GoXam diagram disappears unexpectedly

We have a window which can be made full screen and inside we have tabbed windows like in browser and in one of our tabs we have a dock pane and inside that we have the goxam diagram.

When the user clicks the full screen button, the current active tab becomes full screen. (during this time the cotainer control template is also changed). And similarly the user can toggle back to normal mode.
During switching back the goxam control disappears and there is nothing in the dock pane.
Inspecting with Snoop, we still see the Diagram bounds, but there is nothing. Is there any clue why this might happen?

We use goxam control in three of our tabs and we face this issue everywhere.
(NB, we dont have the source code of the window and docking framework, since we develop tabs like somekind of plugins. But we dont see this issue for any of our controls or any third partly controls)

Well, the default behavior is that the Diagram has an Unloaded event handler that causes all of the modeled Parts to be removed, in order to free up memory and avoid memory leaks in WPF and Silverlight. And apparently the default behavior in implementations of tabbed page controls is to unload the controls that occupy the pages that are not in the “current” page.

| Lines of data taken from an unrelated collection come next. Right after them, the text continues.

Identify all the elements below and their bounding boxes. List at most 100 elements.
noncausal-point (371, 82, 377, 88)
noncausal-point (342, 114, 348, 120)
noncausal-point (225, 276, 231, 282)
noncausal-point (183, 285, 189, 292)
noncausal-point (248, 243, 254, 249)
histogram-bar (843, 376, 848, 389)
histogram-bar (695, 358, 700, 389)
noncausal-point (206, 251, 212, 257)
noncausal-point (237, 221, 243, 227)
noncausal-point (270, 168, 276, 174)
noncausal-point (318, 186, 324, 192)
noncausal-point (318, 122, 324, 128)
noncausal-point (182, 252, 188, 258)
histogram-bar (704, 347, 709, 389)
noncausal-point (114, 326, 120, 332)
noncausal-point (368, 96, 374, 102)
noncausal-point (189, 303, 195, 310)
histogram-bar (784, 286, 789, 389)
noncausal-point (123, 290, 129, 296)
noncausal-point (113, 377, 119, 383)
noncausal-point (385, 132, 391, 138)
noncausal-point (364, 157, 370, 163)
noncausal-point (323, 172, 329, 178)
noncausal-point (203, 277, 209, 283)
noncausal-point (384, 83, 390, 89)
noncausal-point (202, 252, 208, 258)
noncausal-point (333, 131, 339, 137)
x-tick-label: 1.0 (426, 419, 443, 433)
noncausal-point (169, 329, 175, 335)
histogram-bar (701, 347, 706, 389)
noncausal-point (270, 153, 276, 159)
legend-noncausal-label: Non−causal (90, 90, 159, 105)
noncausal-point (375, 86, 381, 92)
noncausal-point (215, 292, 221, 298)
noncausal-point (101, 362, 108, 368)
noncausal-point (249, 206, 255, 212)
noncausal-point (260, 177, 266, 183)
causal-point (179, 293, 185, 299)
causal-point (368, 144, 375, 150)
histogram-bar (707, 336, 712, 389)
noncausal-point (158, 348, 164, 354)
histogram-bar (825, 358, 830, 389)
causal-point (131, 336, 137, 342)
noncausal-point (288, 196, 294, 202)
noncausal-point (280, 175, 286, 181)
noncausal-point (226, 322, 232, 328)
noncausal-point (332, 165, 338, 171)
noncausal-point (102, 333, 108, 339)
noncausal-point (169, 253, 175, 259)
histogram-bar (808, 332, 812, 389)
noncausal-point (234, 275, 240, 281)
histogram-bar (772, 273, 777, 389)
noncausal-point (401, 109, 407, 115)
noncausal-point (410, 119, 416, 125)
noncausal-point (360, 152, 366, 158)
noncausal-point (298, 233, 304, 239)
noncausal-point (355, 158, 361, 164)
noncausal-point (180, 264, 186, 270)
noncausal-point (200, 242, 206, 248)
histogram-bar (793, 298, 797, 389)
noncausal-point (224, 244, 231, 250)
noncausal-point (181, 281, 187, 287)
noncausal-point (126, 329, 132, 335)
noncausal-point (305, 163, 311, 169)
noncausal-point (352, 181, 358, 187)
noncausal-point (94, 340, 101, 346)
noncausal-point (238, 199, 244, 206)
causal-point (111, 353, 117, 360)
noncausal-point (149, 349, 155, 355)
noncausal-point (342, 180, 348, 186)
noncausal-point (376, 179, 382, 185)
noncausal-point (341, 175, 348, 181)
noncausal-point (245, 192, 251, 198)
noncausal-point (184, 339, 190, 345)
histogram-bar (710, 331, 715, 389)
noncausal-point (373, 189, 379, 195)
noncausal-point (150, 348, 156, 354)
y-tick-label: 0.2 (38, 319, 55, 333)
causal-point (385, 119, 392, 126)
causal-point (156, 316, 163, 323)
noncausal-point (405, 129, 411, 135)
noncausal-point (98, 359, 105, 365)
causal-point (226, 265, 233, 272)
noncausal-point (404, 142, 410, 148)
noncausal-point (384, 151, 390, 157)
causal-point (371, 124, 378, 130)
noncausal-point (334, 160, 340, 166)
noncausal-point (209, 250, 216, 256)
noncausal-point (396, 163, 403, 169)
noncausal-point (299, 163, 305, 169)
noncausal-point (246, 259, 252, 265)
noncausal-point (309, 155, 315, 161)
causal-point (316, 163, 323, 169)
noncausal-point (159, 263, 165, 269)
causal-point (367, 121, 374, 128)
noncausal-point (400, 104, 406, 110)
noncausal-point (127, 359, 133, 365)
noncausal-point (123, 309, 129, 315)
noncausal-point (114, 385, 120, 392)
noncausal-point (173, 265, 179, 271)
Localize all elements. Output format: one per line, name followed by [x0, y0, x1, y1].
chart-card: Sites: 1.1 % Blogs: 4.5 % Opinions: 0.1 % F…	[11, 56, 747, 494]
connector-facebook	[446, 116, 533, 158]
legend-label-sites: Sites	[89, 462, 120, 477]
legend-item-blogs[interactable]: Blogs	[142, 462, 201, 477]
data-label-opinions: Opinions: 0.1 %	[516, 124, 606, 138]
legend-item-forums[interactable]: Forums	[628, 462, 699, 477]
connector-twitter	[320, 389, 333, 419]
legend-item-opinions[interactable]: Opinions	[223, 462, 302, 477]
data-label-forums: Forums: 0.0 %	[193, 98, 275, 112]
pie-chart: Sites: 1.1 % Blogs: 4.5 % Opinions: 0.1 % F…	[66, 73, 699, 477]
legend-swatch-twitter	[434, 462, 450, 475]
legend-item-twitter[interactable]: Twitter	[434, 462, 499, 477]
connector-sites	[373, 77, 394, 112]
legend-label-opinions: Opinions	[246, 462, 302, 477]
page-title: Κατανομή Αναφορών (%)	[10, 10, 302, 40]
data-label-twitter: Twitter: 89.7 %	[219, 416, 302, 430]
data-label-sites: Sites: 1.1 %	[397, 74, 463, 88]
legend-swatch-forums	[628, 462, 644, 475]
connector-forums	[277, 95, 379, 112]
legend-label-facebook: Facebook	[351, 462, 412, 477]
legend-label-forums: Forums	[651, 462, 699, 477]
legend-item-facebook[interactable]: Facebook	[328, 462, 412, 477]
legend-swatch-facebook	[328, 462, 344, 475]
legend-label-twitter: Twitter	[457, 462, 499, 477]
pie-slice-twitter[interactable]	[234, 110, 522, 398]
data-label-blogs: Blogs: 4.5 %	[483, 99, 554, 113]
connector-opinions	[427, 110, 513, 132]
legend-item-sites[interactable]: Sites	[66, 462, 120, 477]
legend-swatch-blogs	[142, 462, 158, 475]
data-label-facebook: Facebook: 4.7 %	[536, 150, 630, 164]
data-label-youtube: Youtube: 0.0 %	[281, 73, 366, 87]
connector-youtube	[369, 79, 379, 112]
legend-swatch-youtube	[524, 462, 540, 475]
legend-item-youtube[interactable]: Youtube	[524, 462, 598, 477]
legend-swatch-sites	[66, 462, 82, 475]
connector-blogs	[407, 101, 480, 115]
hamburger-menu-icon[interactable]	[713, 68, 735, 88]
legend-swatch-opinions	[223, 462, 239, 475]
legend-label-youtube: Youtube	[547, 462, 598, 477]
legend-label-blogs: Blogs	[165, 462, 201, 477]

This can be avoided by setting Diagram.UnloadingClearsPartManager to false.

However, to try to do the right thing for people automatically, if the Diagram detects that it is inside a WPF/Silverlight toolkit TabControl, then it assumes that it should not do this clearing when the Diagram is unloaded. This is obviously faster for people when switching tabs back and forth, and more importantly can keep some state that isn’t being saved in the model data.

But if you are not using the framework’s TabControl, then the Diagram cannot know about that, so you will want to set Diagram.UnloadingClearsPartManager to false yourself.

Thanks a lot, it works like a charm…
Is there something to be done to make sure everything is released when we close the tab containing the diagram is closed. (TAB is custom implementation, not WPF tab)

If I were you I would first make sure there really is a memory leak before considering doing anything special.

If there is a memory leak (which would be due to references to FrameworkElements from Bindings), then you could try setting Diagram.UnloadingClearsPartManager back to true before removing the Tab containing the Diagram.